Amnistia e indulto: cosa sono e a cosa servono

Quali sono le differenze tra i due provvedimenti di clemenza richiesti dal Capo dallo Stato? E quando sono stati usati in passato?

Il Capo dello Stato Giorgio Napolitano ha inviato un messaggio alle camere per chiedere che si vari un provvedimento di amnistia o di indulto. L'obiettivo non è certo quello di salvare Silvio Berlusconi (come qualcuno ha detto), ma di alleggerire la situazione delle carceri italiane, il cui sovraffollamento costringe i detenuti a vivere in condizioni spesso disumane. In Italia un'amnistia non si vede dal 1990, mentre l'ultimo indulto fu varato dal governo Prodi nel 2006 tra mille polemiche.

La differenza tra amnistia e indulto. Mentre l'amnistia, come si legge all'articolo 151 del codice penale, "estingue il reato e, se vi è stata condanna, fa cessare l’esecuzione della condanna"; l'indulto causa invece solo l'estinzione della pena. La differenza è semplice: da una parte, con l'amnistia, si estingue proprio il reato (e quindi anche le pene accessorie, come per esempio l'interdizione dai pubblici uffici), lo stato rinuncia quindi a perseguire certi reati; dall'altra, con l'indulto, si rinuncia a rendere eseguibile la pena a cui si è stati condannati (ma il reato rimane).

Quali reati vengono perdonati? A decidere quali siano i reati compresi nell'amnistia e nell'indulto e quali siano le pene massime sopra le quali questi provvedimenti di clemenza non sono applicabili è il Parlamento, che però necessita di una maggioranza di due terzi. Da notare come vada presa in considerazione la pena massima prevista per quel tipo di reato, e non la condanna effettiva. Il che significa che se l'amnistia viene, per esempio, decisa per reati non finanziari fino ai quattro anni, una persona non gode dell'amnistia se la condanna massima prevista dal codice per il reato da lui compiuto è invece superiore ai quattro anni, indipendemente dalla condanna ricevuta. Solitamente vengono perdonati i reati meno gravi o delle classi di reati specifici. In questo caso, il desiderio di Napolitano sembra essere soprattutto quello di svuotare le carceri dalle migliaia di persone che hanno commesso reati poco gravi, come può essere per esempio il possesso di piccole quantità di droga. Ma in passato l'amnistia è stata usata anche in modo diverso.

L'amnistia nel passato. L'ultima volta che è stato varato questo provvedimento è stato nel 1990, quando vennero compresi tutti i reati non finanziari per i quali era prevista una pena detentiva "non superiore nel massimo a quattro anni". Presidente della Repubblica era Cossiga e allora non erano necessari i due terzi del Parlamento, perché la Costituzione prevedeva che l'amnistia venisse "concessa dal capo dello Stato su delega del Parlamento" (la norma fu cambiata nel 1992). Oltre che per svuotare le carceri e velocizzare lo smaltimento dei processi, nel passato l'amnistia è spesso stata usata per sanare ferite sociali: nel 1946 chiuse la guerra civile e nel 1978 fu utilizzata per liberare chi era finito in carcere durante le rivolte studentesche.
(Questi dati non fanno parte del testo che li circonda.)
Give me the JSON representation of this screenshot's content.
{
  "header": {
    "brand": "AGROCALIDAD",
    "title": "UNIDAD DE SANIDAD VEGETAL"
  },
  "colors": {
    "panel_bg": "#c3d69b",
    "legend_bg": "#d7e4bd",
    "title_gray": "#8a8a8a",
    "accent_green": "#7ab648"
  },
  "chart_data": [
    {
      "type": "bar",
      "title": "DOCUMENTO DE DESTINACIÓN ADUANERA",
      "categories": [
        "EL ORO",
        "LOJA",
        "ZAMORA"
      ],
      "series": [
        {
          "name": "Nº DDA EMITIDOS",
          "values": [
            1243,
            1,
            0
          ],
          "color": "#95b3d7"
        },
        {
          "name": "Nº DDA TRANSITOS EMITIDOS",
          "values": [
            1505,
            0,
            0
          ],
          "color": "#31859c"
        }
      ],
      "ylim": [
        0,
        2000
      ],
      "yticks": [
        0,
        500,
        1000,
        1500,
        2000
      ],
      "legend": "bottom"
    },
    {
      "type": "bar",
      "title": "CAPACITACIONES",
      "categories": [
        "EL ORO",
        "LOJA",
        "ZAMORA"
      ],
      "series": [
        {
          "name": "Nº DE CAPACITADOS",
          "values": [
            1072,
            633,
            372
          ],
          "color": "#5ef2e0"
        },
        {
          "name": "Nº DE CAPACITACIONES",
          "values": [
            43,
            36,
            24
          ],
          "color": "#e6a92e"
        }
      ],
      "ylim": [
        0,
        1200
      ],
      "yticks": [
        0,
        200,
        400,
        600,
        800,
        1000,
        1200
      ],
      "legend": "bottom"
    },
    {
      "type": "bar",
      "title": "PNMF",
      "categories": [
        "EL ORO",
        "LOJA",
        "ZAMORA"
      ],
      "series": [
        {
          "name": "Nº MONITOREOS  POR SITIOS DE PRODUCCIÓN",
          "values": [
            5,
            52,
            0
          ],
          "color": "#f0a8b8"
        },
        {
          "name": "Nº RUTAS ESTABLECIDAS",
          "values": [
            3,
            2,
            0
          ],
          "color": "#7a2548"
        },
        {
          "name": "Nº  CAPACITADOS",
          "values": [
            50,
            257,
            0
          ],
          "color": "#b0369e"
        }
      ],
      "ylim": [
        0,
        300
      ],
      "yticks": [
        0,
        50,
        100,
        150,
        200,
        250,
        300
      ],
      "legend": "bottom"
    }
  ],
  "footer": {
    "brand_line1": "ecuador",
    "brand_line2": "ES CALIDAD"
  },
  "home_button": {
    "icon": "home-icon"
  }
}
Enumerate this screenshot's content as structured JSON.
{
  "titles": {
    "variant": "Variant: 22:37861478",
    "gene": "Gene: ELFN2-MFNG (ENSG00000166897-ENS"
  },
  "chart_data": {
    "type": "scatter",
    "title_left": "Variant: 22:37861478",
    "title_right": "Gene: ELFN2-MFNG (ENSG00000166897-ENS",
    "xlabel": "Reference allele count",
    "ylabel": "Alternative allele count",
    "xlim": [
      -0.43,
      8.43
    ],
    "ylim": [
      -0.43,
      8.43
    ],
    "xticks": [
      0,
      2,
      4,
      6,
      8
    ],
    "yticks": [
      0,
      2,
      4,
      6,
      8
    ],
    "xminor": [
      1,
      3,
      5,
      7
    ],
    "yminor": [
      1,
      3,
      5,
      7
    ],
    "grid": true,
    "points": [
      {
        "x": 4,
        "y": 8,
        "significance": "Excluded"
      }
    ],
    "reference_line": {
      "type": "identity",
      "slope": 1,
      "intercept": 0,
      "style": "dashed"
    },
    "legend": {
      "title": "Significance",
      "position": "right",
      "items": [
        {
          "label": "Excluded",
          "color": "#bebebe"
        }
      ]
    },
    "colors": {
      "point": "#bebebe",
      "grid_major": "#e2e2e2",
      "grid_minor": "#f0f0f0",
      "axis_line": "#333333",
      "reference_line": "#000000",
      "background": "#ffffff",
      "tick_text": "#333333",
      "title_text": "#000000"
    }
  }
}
L'indulto e l'intasamento dei tribunali. Come detto, l'indulto estingue la pena e non il reato. Ragion per cui riesce in uno solo dei due obiettivi che invece può perseguire l'amnistia: ridurre il sovraffollamento carcerario. L'amnistia infatti, dal momento che lo Stato rinuncia a perseguire il reato, ha anche l'effetto di cancellare i processi in corso, liberando così i Tribunali dall'intasamento. Cosa che invece l'indulto non può fare: l'esito di questo provvedimento soft è infatti per certi versi paradossale: i processi vanno portati a compimento, ma la pena comminata non si applica.